Barclays schließen die Einführung von Crypto Trader aus

Barclays schließen die Einführung eines eigenen Crypto Trading Desk aus.
RICK D. 1. MAI 2018 | 19:25 PM

Der Chief Executive der britischen multinationalen Investmentbank Barclays hat angekündigt, dass sie nicht vorhaben, in naher Zukunft einen eigenen Kryptowährungshandel zu starten. Die Enthüllung erfolgte auf der Hauptversammlung der Bank heute Morgen.

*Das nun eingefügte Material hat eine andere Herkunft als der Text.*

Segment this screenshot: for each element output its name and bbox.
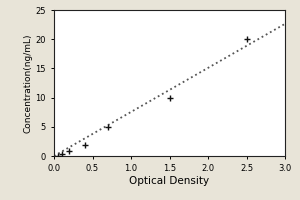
X-axis label: Optical Density: Optical Density: [129, 176, 210, 186]
Y-axis label: Concentration(ng/mL): Concentration(ng/mL): [23, 33, 32, 133]
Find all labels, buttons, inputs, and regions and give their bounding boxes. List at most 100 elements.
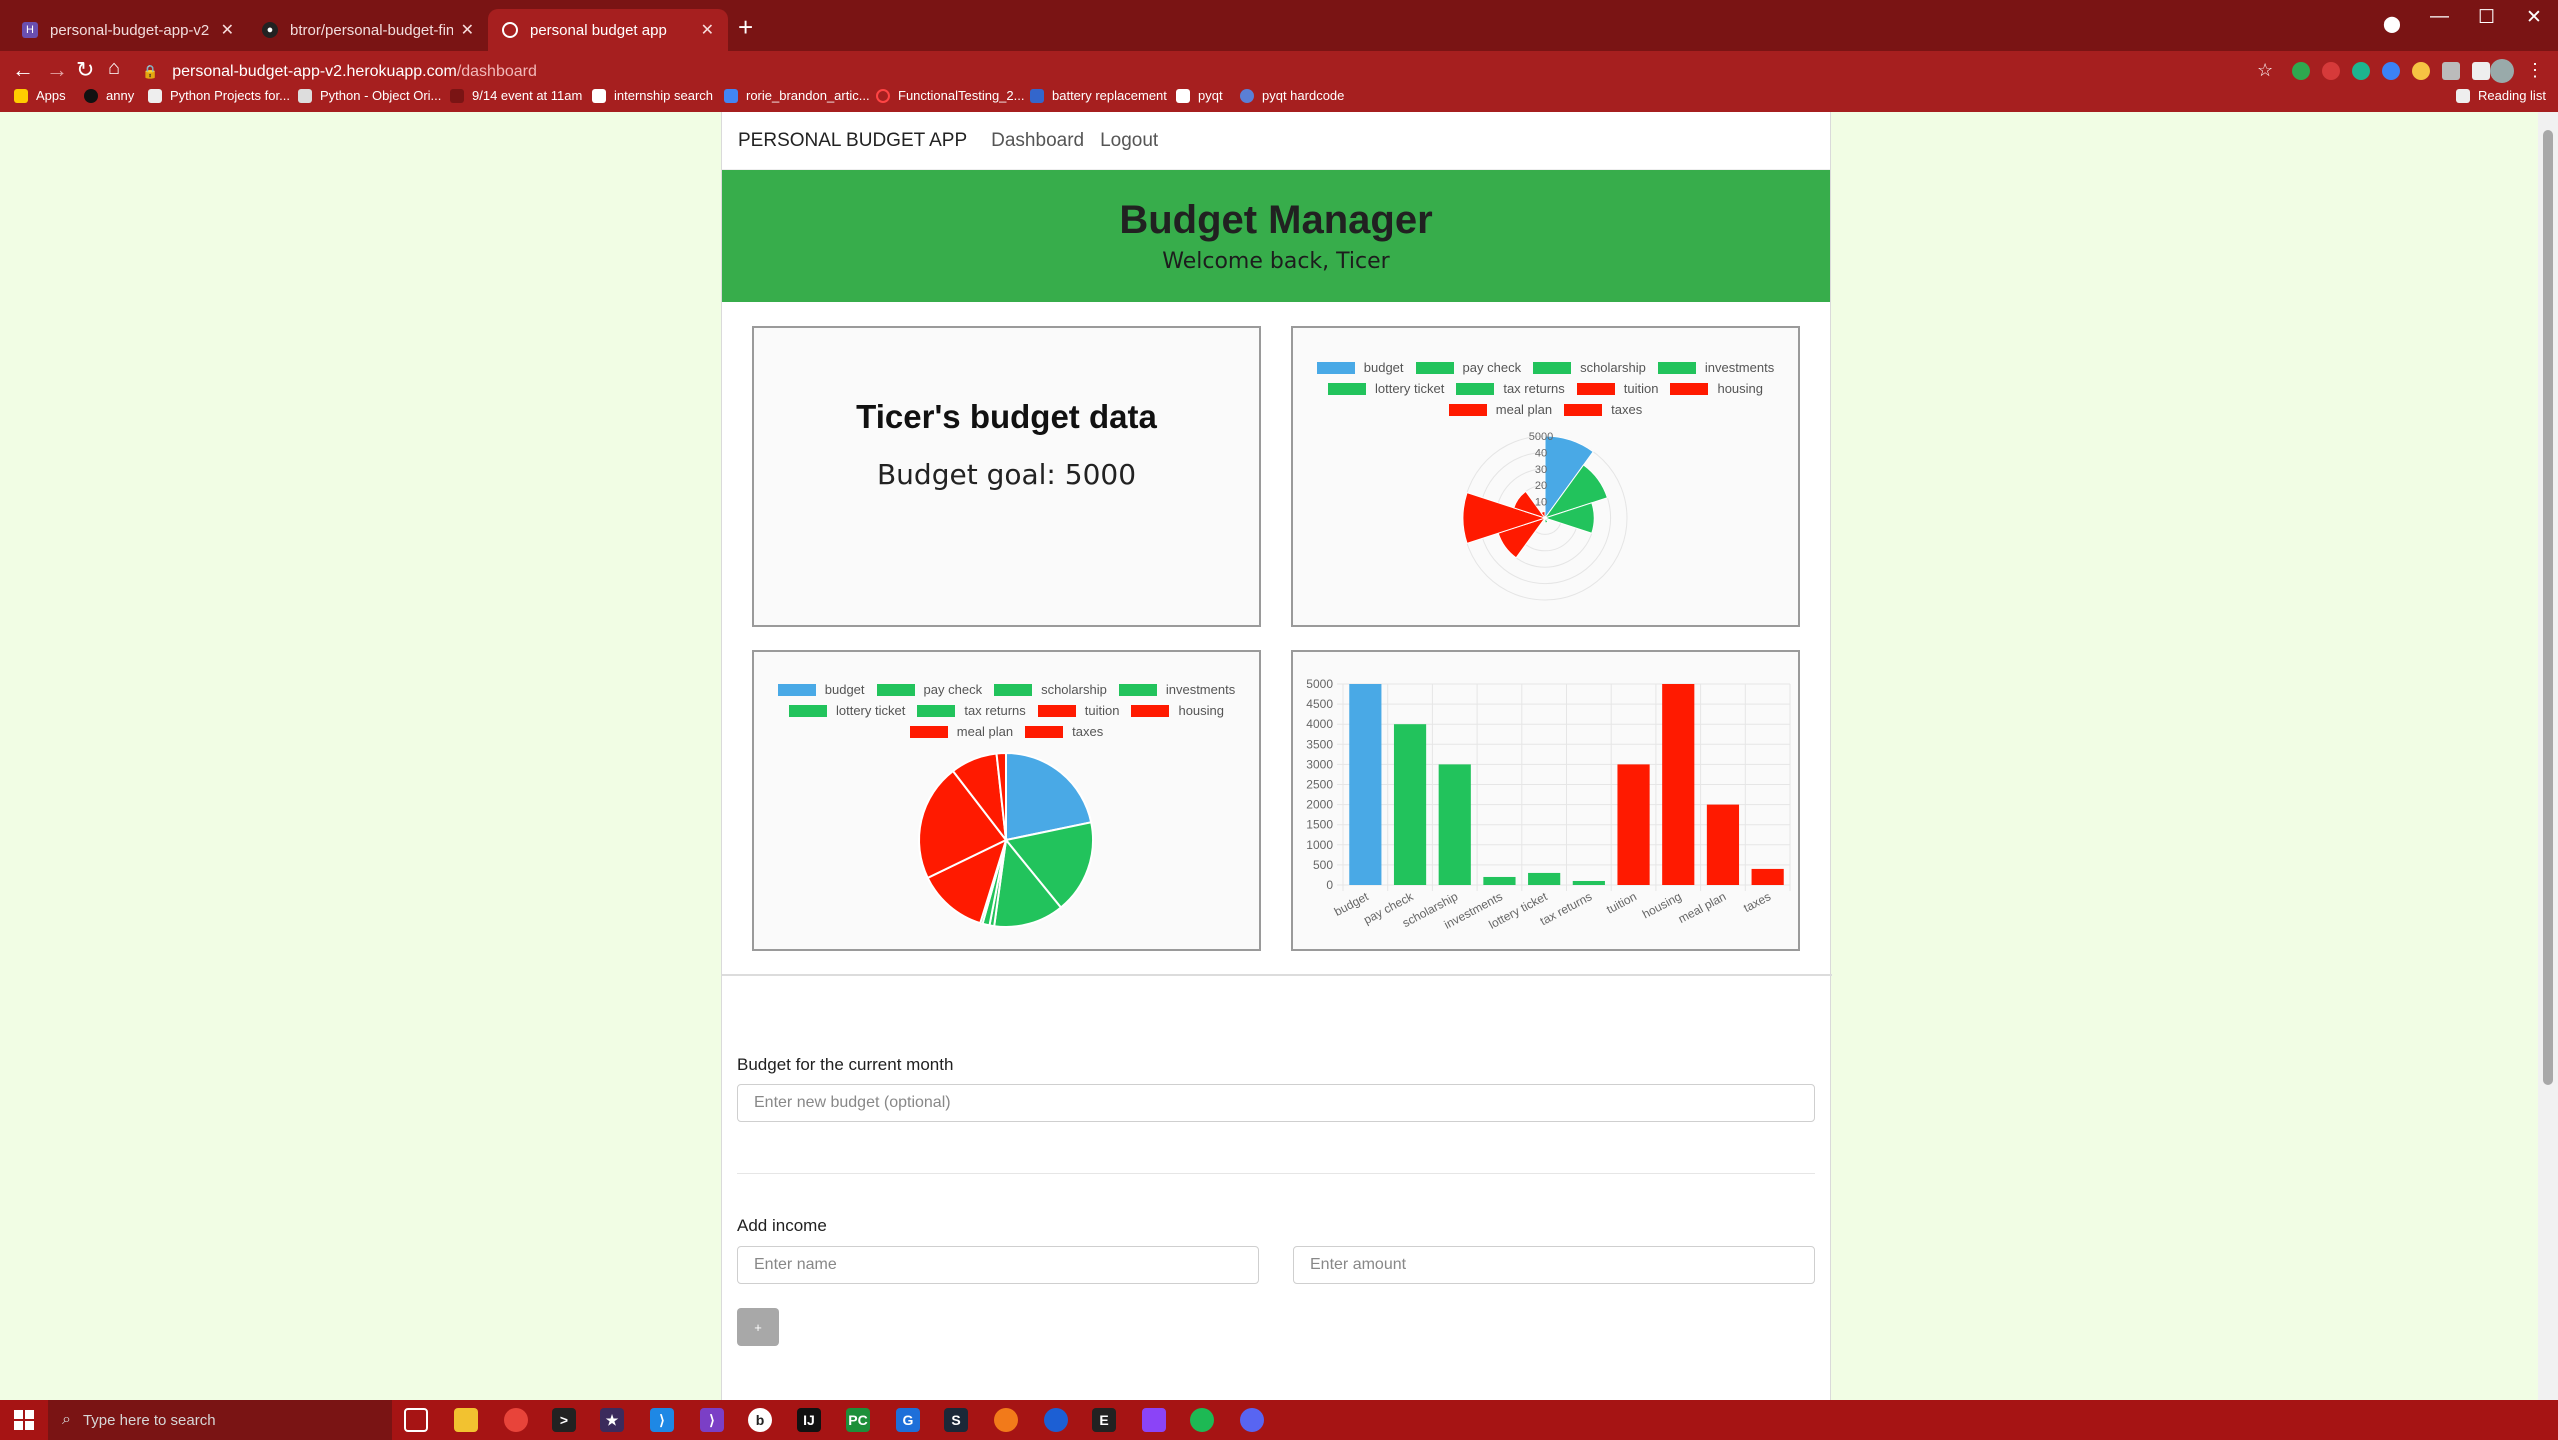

Barclay’s Krypto Trading Desk Gerüchte scheinen unbegründet zu sein.
Jes Staley sprach über Kryptowährungen als Antwort auf die Frage eines Aktionärs an ihn. Laut Crypto Trader der Londoner Financial News-Publikation bestätigte er, dass die Bank tatsächlich die potenziellen Auswirkungen von Kryptowährungen auf den aktuellen Finanzsektor untersuchte, erklärte aber, dass er der Technologie aufgrund von Compliance- und Regulierungsfragen weiterhin skeptisch gegenübersteht:

Crypto Trader wurde Verbessert

„Kryptowährung ist eine echte Herausforderung für uns, denn der Crypto Trader Test auf dieser Seite gibt es die innovative Seite und den Wunsch, bei der Verbesserung der Finanzsituation an der Spitze der Technologie zu bleiben… Auf der anderen Seite gibt es die Möglichkeit, dass Kryptowährungen für Aktivitäten verwendet werden, von denen die Bank keinen Anteil haben will.“

Es wurde gemunkelt, dass Barclays einen Wechsel in den Kryptowährungsraum in Betracht ziehen würde, indem sie einen eigenen Trading Desk einführten, um Kunden den Kauf und Verkauf der neuen Anlageklasse zu erleichtern. Nach Ansicht einiger „Insider“ sollte dieser Schritt eine Partnerschaft mit Goldman Sachs beinhalten, einem Crypto Trader weiteren großen Finanzinstitut, das derzeit Kryptos untersucht. Allerdings erklärte im vergangenen Monat ein Sprecher von Barclay’s, dass es keine Pläne für eine Partnerschaft mit der US-amerikanischen Investmentbank gegeben habe. Die heutigen Aussagen von Staley dienen nur dazu, die von Andrew Smith geäußerte Stimmung zu unterstützen:

„Wir beobachten ständig die Entwicklungen im digitalen Währungsraum und werden weiterhin mit unseren Kunden über ihre Bedürfnisse und Absichten in diesem Markt sprechen.“

Zuvor hatte Barclays auch die Verbreitung von Kryptowährungen mit einer Infektionskrankheit verglichen, die bereits behandelt worden war und damit rückläufig war. Das Modell bezeichnete die Bürger entweder als „infiziert“, „anfällig“ oder „immun“ gegen die Verbreitung der digitalen Währung. Die verwendete Methodik prognostizierte, dass sich Bitcoin derzeit in einer Abwärtsspirale befindet, die es deutlich unter 6.000 US-Dollar pro Einheit bringen würde. Seitdem ist der Preis von Bitcoin weiter gestiegen, von rund 6.800 $ auf den heutigen Preis von über 9.000 $.

Das Thema Kryptowährungen spaltet nach wie vor die Meinungen in der Welt der traditionellen Finanzwelt. Während Goldman Sachs die Finanzinnovation endlich anzunehmen scheint, bleiben andere wie JP Morgan CEO Jamie Dimon bei seiner heftigen Anti-Bitcoin-Position. Er nannte Bitcoin im vergangenen September berühmterweise einen „Betrug“, bevor er behauptete, dass er es bedauere, einen solchen Kommentar zu machen, weil es alles war, worüber die Leute mit ihm sprechen wollten.